TACACS Authentication and Fortigate Appliances

Chheang Va — Thu, 05 Sep 2013 13:47:24 GMT

Here is a couple of things that I noticed:

1. The NOACCESS accprofile should have some output similiar to (set admingrp none, set authgrp none....)

2. I have my user group-type set to firewall

config user group

edit "Netsec"

set group-type firewall

set authtimeout 0

set http-digest-realm ''

set sslvpn-portal ''

set member "tacacs+"

end

3. The tacacs+ configuration should have a source-ip, otherwise, the ACS server can't match it to it's AAA client

Other things to note, be sure to add the Fortinet as a AAA client and make sure the key matches. Check the logs on both the ACS server and the Fortinet side. The Fortinet side should not determine that the password is incorrect, it should be the ACS server's job. Everything else looks right so make those changes and check the ACS log.

TACACS Authentication and Fortigate Appliances

Muhammad Munir — Tue, 10 Sep 2013 06:49:06 GMT

Please go through this link, this will be helpful regarding TCSACS Authentication and Fortigate configuration:

http://www.cisco.com/en/US/docs/net_mgmt/cisco_secure_access_control_system/5.2/user/guide/acsuserguide.html

Hi chheangva, As you said I

ABDUL RAHIMAN K.M — Tue, 15 Apr 2014 12:38:17 GMT

Hi chheangva,

As you said I created two shell profiles in ACS , one for RO and other for RW.

On the Fortinet side, I created an Admin user (ie, "test") that is setup for Remote login, Wildcard, and a profile of NOACCESS.

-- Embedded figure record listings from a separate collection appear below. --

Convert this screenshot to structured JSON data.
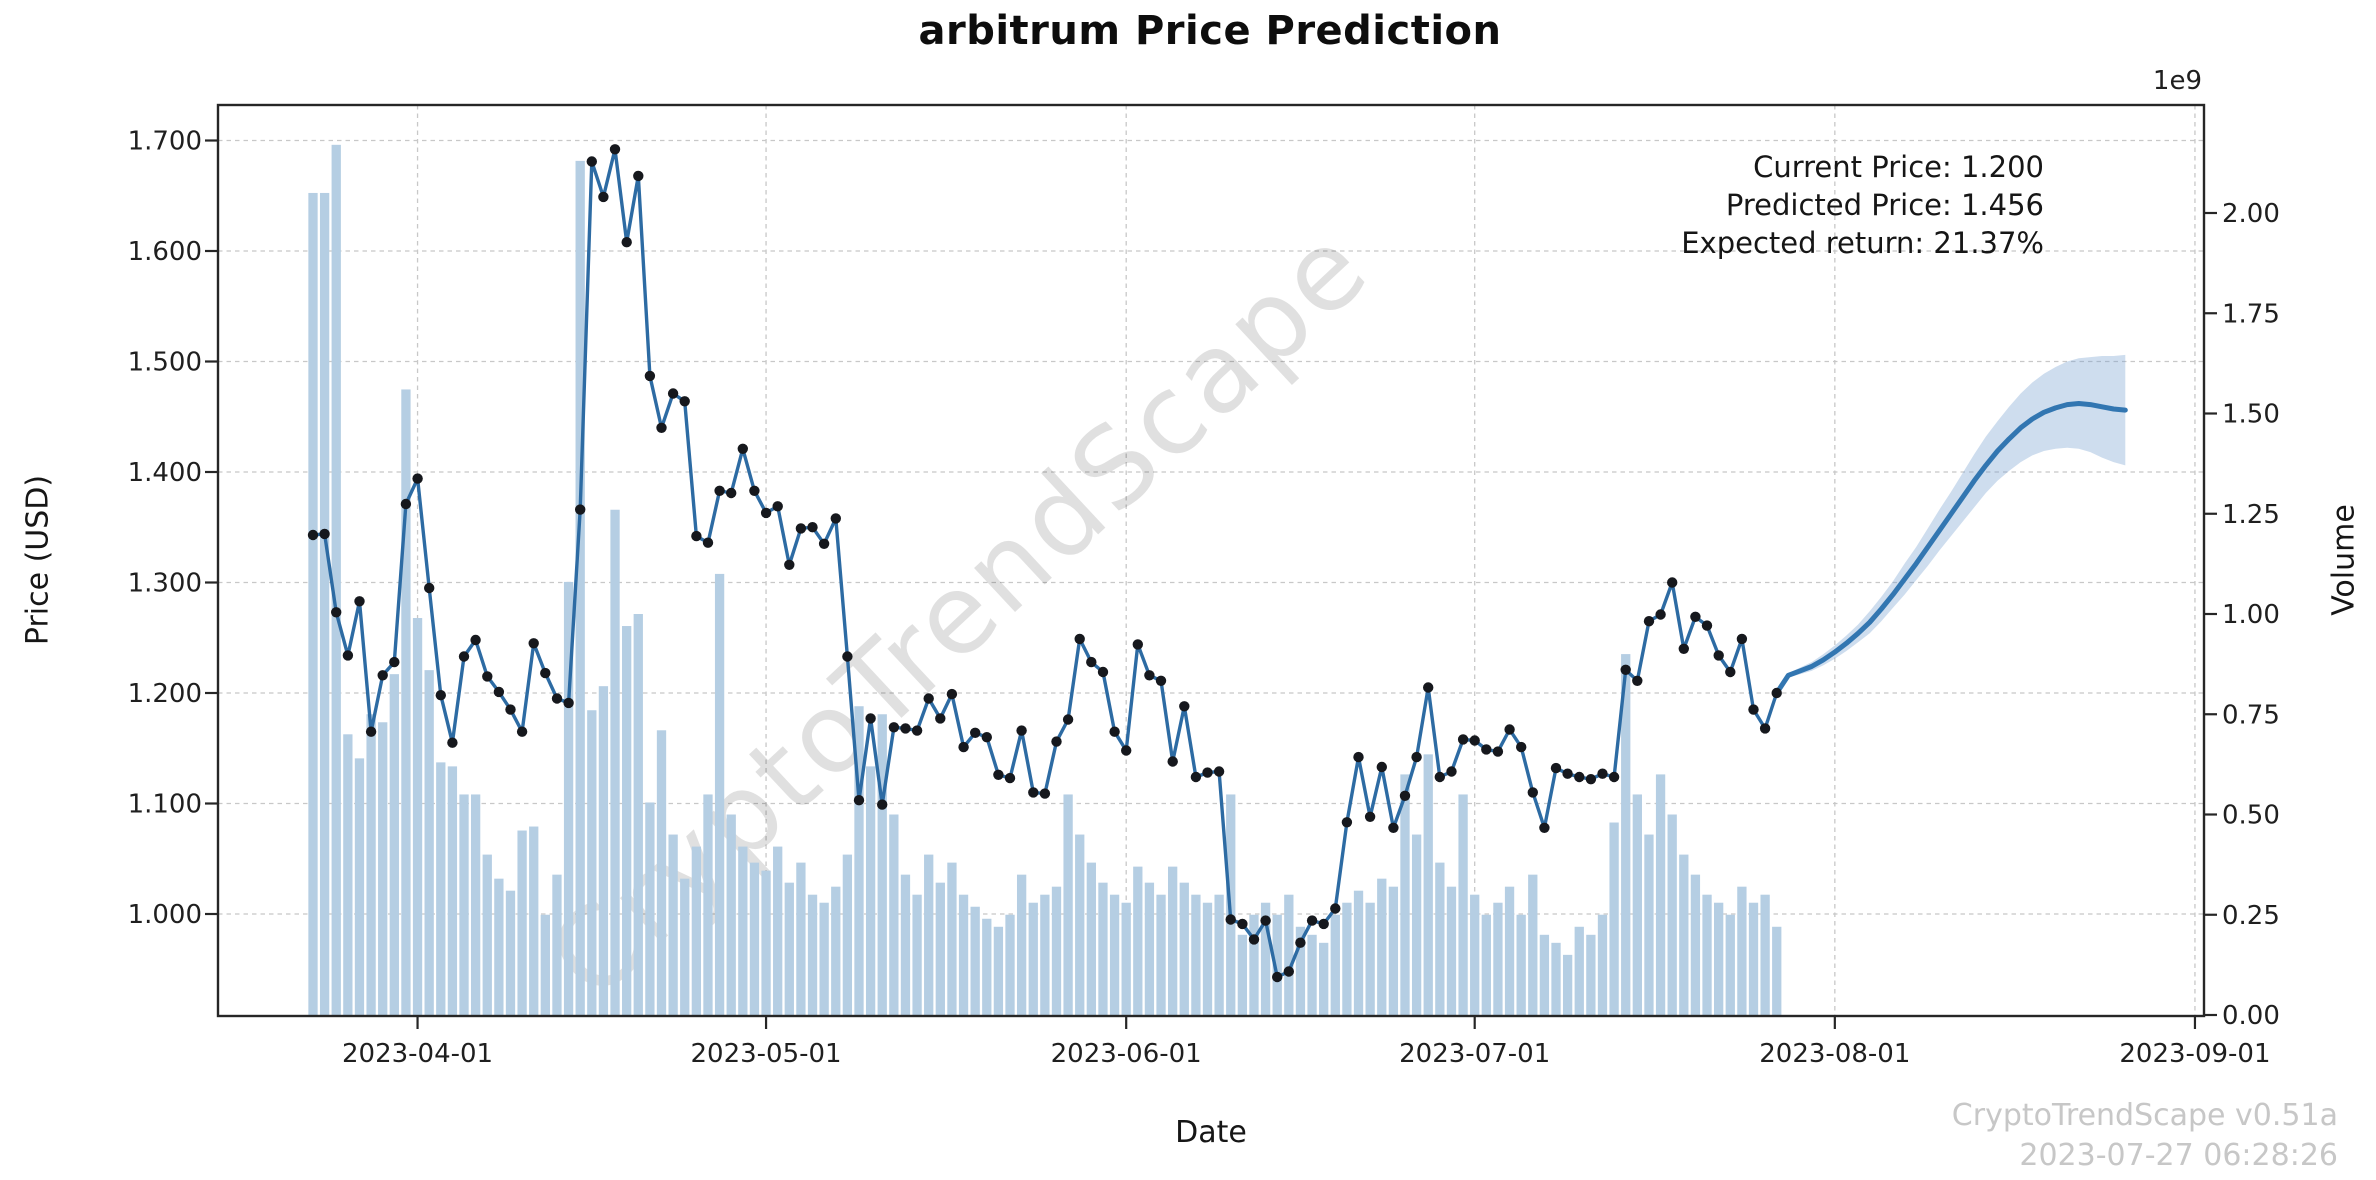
{
  "title": "arbitrum Price Prediction",
  "footer": {
    "line1": "CryptoTrendScape v0.51a",
    "line2": "2023-07-27 06:28:26"
  },
  "colors": {
    "history_line": "#2d6ba3",
    "prediction_line": "#3276b1",
    "marker": "#16181d",
    "volume_bar": "#b5cee3",
    "band_fill": "rgba(114,158,206,0.35)",
    "grid": "#c8c8c8",
    "spine": "#262626",
    "tick_label": "#1f1f1f",
    "footer_text": "#c7c7c7",
    "watermark": "rgba(0,0,0,0.12)"
  },
  "chart_data": {
    "type": "line",
    "title": "arbitrum Price Prediction",
    "xlabel": "Date",
    "ylabel_left": "Price (USD)",
    "ylabel_right": "Volume",
    "right_axis_multiplier": "1e9",
    "grid": true,
    "x_tick_labels": [
      "2023-04-01",
      "2023-05-01",
      "2023-06-01",
      "2023-07-01",
      "2023-08-01",
      "2023-09-01"
    ],
    "x_tick_day_offsets": [
      9,
      39,
      70,
      100,
      131,
      162
    ],
    "y_left_ticks": [
      1.0,
      1.1,
      1.2,
      1.3,
      1.4,
      1.5,
      1.6,
      1.7
    ],
    "y_left_tick_labels": [
      "1.000",
      "1.100",
      "1.200",
      "1.300",
      "1.400",
      "1.500",
      "1.600",
      "1.700"
    ],
    "y_right_ticks_e9": [
      0,
      0.25,
      0.5,
      0.75,
      1.0,
      1.25,
      1.5,
      1.75,
      2.0
    ],
    "y_right_tick_labels": [
      "0.00",
      "0.25",
      "0.50",
      "0.75",
      "1.00",
      "1.25",
      "1.50",
      "1.75",
      "2.00"
    ],
    "price_ylim_implied": [
      0.908,
      1.732
    ],
    "volume_ylim_e9": [
      0,
      2.27
    ],
    "annotations": [
      "Current Price: 1.200",
      "Predicted Price: 1.456",
      "Expected return: 21.37%"
    ],
    "current_price": "1.200",
    "predicted_price": "1.456",
    "expected_return": "21.37%",
    "watermark": "CryptoTrendScape",
    "series": [
      {
        "name": "historical-price",
        "kind": "line+markers",
        "axis": "left",
        "start_date": "2023-03-23",
        "freq": "daily",
        "values": [
          1.343,
          1.344,
          1.273,
          1.234,
          1.283,
          1.165,
          1.216,
          1.228,
          1.371,
          1.394,
          1.295,
          1.198,
          1.155,
          1.233,
          1.248,
          1.215,
          1.201,
          1.185,
          1.165,
          1.245,
          1.218,
          1.195,
          1.191,
          1.366,
          1.681,
          1.649,
          1.692,
          1.608,
          1.668,
          1.487,
          1.44,
          1.471,
          1.464,
          1.342,
          1.336,
          1.383,
          1.381,
          1.421,
          1.383,
          1.363,
          1.369,
          1.316,
          1.349,
          1.35,
          1.335,
          1.358,
          1.233,
          1.103,
          1.177,
          1.099,
          1.169,
          1.168,
          1.166,
          1.195,
          1.177,
          1.199,
          1.151,
          1.164,
          1.16,
          1.126,
          1.123,
          1.166,
          1.11,
          1.109,
          1.156,
          1.176,
          1.249,
          1.228,
          1.219,
          1.165,
          1.148,
          1.244,
          1.216,
          1.211,
          1.138,
          1.188,
          1.124,
          1.128,
          1.129,
          0.995,
          0.991,
          0.977,
          0.994,
          0.943,
          0.948,
          0.974,
          0.994,
          0.991,
          1.005,
          1.083,
          1.142,
          1.088,
          1.133,
          1.078,
          1.107,
          1.142,
          1.205,
          1.124,
          1.129,
          1.158,
          1.157,
          1.149,
          1.147,
          1.167,
          1.151,
          1.11,
          1.078,
          1.132,
          1.127,
          1.124,
          1.122,
          1.127,
          1.124,
          1.221,
          1.211,
          1.265,
          1.271,
          1.3,
          1.24,
          1.269,
          1.261,
          1.234,
          1.219,
          1.249,
          1.185,
          1.168,
          1.2
        ]
      },
      {
        "name": "volume",
        "kind": "bar",
        "axis": "right",
        "unit": "1e9",
        "start_date": "2023-03-23",
        "freq": "daily",
        "values": [
          2.05,
          2.05,
          2.17,
          0.7,
          0.64,
          0.75,
          0.73,
          0.85,
          1.56,
          0.99,
          0.86,
          0.63,
          0.62,
          0.55,
          0.55,
          0.4,
          0.34,
          0.31,
          0.46,
          0.47,
          0.25,
          0.35,
          1.08,
          2.13,
          0.76,
          0.82,
          1.26,
          0.97,
          1.0,
          0.53,
          0.71,
          0.45,
          0.34,
          0.42,
          0.55,
          1.1,
          0.5,
          0.42,
          0.38,
          0.36,
          0.42,
          0.33,
          0.38,
          0.3,
          0.28,
          0.32,
          0.4,
          0.77,
          0.62,
          0.75,
          0.5,
          0.35,
          0.3,
          0.4,
          0.33,
          0.38,
          0.3,
          0.27,
          0.24,
          0.22,
          0.25,
          0.35,
          0.28,
          0.3,
          0.32,
          0.55,
          0.45,
          0.38,
          0.33,
          0.3,
          0.28,
          0.37,
          0.33,
          0.3,
          0.37,
          0.33,
          0.3,
          0.28,
          0.3,
          0.55,
          0.2,
          0.25,
          0.28,
          0.25,
          0.3,
          0.22,
          0.2,
          0.18,
          0.25,
          0.28,
          0.31,
          0.28,
          0.34,
          0.32,
          0.6,
          0.45,
          0.65,
          0.38,
          0.32,
          0.55,
          0.3,
          0.25,
          0.28,
          0.32,
          0.25,
          0.35,
          0.2,
          0.18,
          0.15,
          0.22,
          0.2,
          0.25,
          0.48,
          0.9,
          0.55,
          0.45,
          0.6,
          0.5,
          0.4,
          0.35,
          0.3,
          0.28,
          0.25,
          0.32,
          0.28,
          0.3,
          0.22
        ]
      },
      {
        "name": "predicted-price",
        "kind": "line",
        "axis": "left",
        "start_date": "2023-07-27",
        "freq": "daily",
        "values": [
          1.2,
          1.216,
          1.22,
          1.224,
          1.23,
          1.237,
          1.245,
          1.254,
          1.264,
          1.276,
          1.289,
          1.303,
          1.317,
          1.332,
          1.347,
          1.362,
          1.377,
          1.392,
          1.406,
          1.419,
          1.43,
          1.44,
          1.448,
          1.454,
          1.458,
          1.461,
          1.462,
          1.461,
          1.459,
          1.457,
          1.456
        ]
      },
      {
        "name": "prediction-band-upper",
        "kind": "area-edge",
        "axis": "left",
        "start_date": "2023-07-27",
        "freq": "daily",
        "values": [
          1.202,
          1.218,
          1.223,
          1.228,
          1.235,
          1.243,
          1.252,
          1.262,
          1.274,
          1.287,
          1.301,
          1.317,
          1.332,
          1.349,
          1.366,
          1.382,
          1.399,
          1.416,
          1.432,
          1.446,
          1.459,
          1.471,
          1.481,
          1.489,
          1.495,
          1.5,
          1.503,
          1.504,
          1.505,
          1.505,
          1.506
        ]
      },
      {
        "name": "prediction-band-lower",
        "kind": "area-edge",
        "axis": "left",
        "start_date": "2023-07-27",
        "freq": "daily",
        "values": [
          1.198,
          1.214,
          1.217,
          1.22,
          1.225,
          1.231,
          1.238,
          1.246,
          1.254,
          1.265,
          1.277,
          1.289,
          1.302,
          1.315,
          1.329,
          1.342,
          1.355,
          1.368,
          1.381,
          1.392,
          1.401,
          1.409,
          1.415,
          1.419,
          1.421,
          1.422,
          1.421,
          1.418,
          1.413,
          1.409,
          1.406
        ]
      }
    ]
  }
}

but they are not overriding the noaccess setting. Please help

The configuration isn't

Erik Eichhorst — Mon, 26 May 2014 13:01:49 GMT

The configuration isn't correct, in the field "Custom attributes" you have to set the following values:

memberof=<tacacs+-group>

admin_prof=<Req. profile>

For further details read the KB from Fortinet.